Мир глухой! Чего вас кружишь и кого куда забросишь!3

Был уже полдень, когда я приехал на станцию Ларси. До Ларси мне на долю не выпало особых радостей, кроме одной, — чем ближе подъезжал я к моей стране, тем богаче красками, напоминавшими мне родину, становилась природа, тем тревожнее и яростнее становился Терек.

Я вошел в пустую станционную комнату. Захотелось чаю, и я приказал поставить самовар какому-то безногому солдату, оказавшемуся станционным сторожем. Я прилег в ожидании самовара на деревянную тахту и предался раздумью.

Четыре года прожил я в России и не видел родины. Четыре года!.. Поймешь ли ты, читатель, какими годами были для меня эти четыре года? Во-первых, они—целая вечность для того, кто провел их вдали от своей страны. Во-вторых, эти четыре года были фундаментом жизни, первоисточником жизни, волоском, который судьба, точно мост, перекинула между светом и тьмою. Но не для всякого! Только для тех, кто поехал в Россию, чтобы образовать свой ум, привести в движение мозг и сердце, дать им толчок. Это те самые годы, когда в уме и в сердце юноши завязывается завязь жизни. Это та самая завязь, из которой, быть может, разовьется прекрасная, рдеющая виноградная гроздь, а быть может, и пустоцвет. О, вы, золотые мои четыре года!

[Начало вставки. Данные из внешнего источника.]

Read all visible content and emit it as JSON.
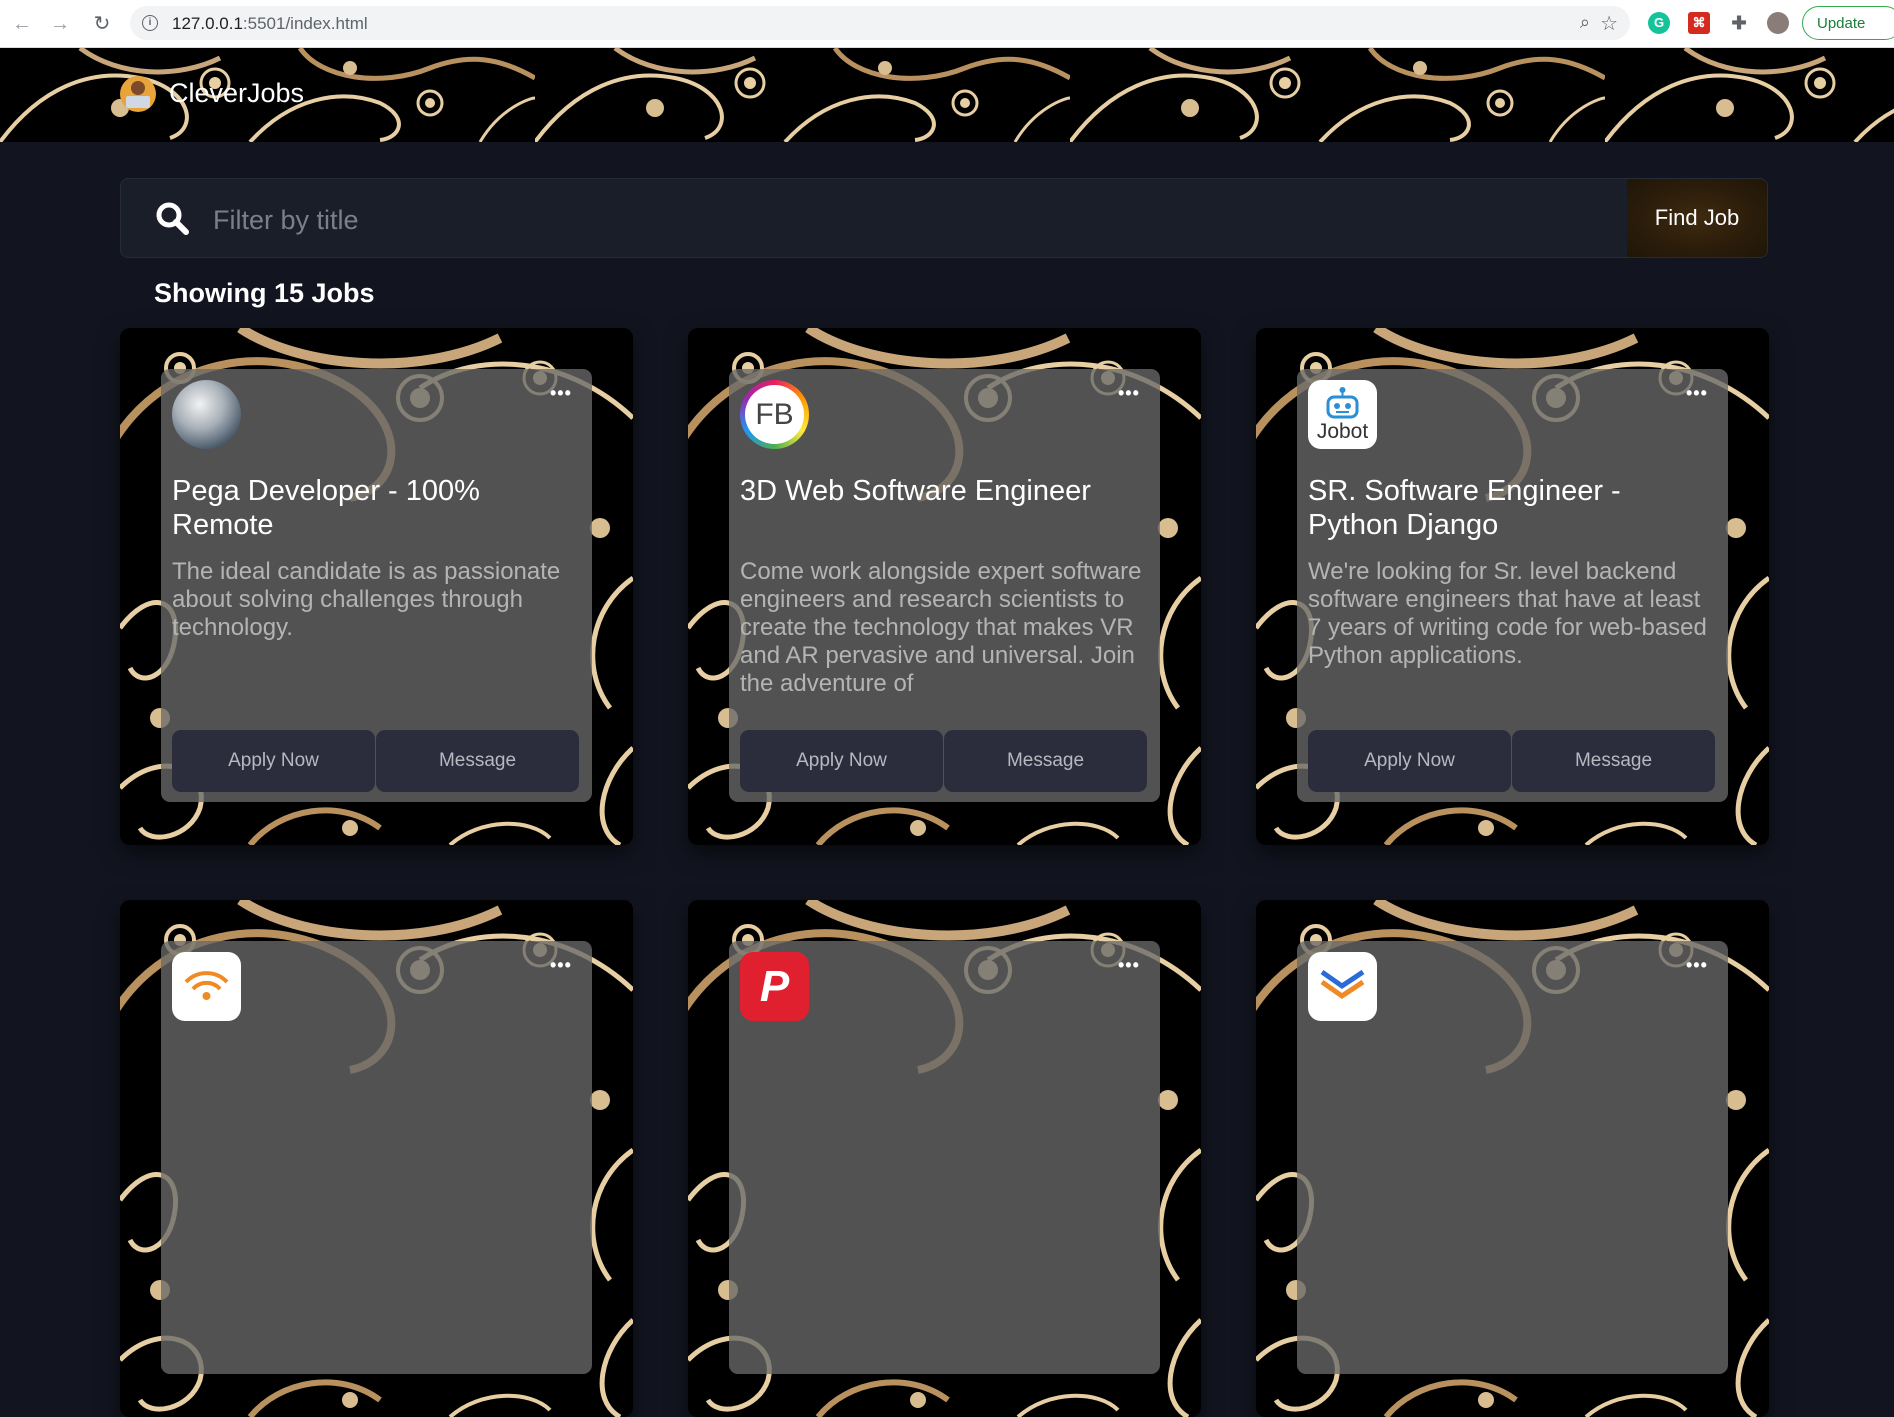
{
  "browser": {
    "url_host": "127.0.0.1",
    "url_rest": ":5501/index.html",
    "update_label": "Update"
  },
  "header": {
    "brand": "CleverJobs"
  },
  "search": {
    "placeholder": "Filter by title",
    "button_label": "Find Job"
  },
  "count_text": "Showing 15 Jobs",
  "jobs": [
    {
      "logo": "pega-swirl-logo",
      "title": "Pega Developer - 100% Remote",
      "description": "The ideal candidate is as passionate about solving challenges through technology.",
      "apply_label": "Apply Now",
      "message_label": "Message"
    },
    {
      "logo_text": "FB",
      "title": "3D Web Software Engineer",
      "description": "Come work alongside expert software engineers and research scientists to create the technology that makes VR and AR pervasive and universal. Join the adventure of",
      "apply_label": "Apply Now",
      "message_label": "Message"
    },
    {
      "logo_text": "Jobot",
      "title": "SR. Software Engineer - Python Django",
      "description": "We're looking for Sr. level backend software engineers that have at least 7 years of writing code for web-based Python applications.",
      "apply_label": "Apply Now",
      "message_label": "Message"
    },
    {
      "logo": "wifi-orange-logo"
    },
    {
      "logo_text": "P"
    },
    {
      "logo": "chevron-logo"
    }
  ],
  "colors": {
    "page_bg": "#121520",
    "card_panel": "#696969",
    "button_bg": "#2b2d3d",
    "find_btn": "#3e2a10",
    "ornament": "#e8cfa3"
  }
}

Благо тому, под чьей ногою не подломился перекинутый вами мосток; благо тому, кто плодотворно использовал вас...

III

Едва я покинул Владикавказ и едва повеяло на меня дыханием моей страны, как сердце забилось совсем по-иному. Тряска прыгающего по камням возка отвлекала меня от самых значительных мыслей. Но теперь, когда я в станционной комнате растянулся на тахте так, как. это делали мои деды и прадеды, теперь — дай бог милости и вам! — я, наконец, сосредоточился и полностью отдался своим думам. Во мне разом поднялось все, что я покинул в своей прекрасной, убранной, точно невеста, стране, все, что я видел, познал и пережил. И, набегая одна на другую, встали в моем сознании противоречивые, пестрые мысли. Они так стремительно сменяли друг друга, что я ни на секунду не мог остановиться ни на одной из них; одним словом, в мозгу моем произошла полнейшая революция: те мысли, что лежали на дне, всплыли на поверхность, а те, что были на поверхности, опустились на дно. Да не испугает тебя слово «революция», читатель! Революция — путь к успокоению. Так и все в мире: вино должно раньше перебродить, помутнеть и, только отстоявшись, оно приобретает прозрачность.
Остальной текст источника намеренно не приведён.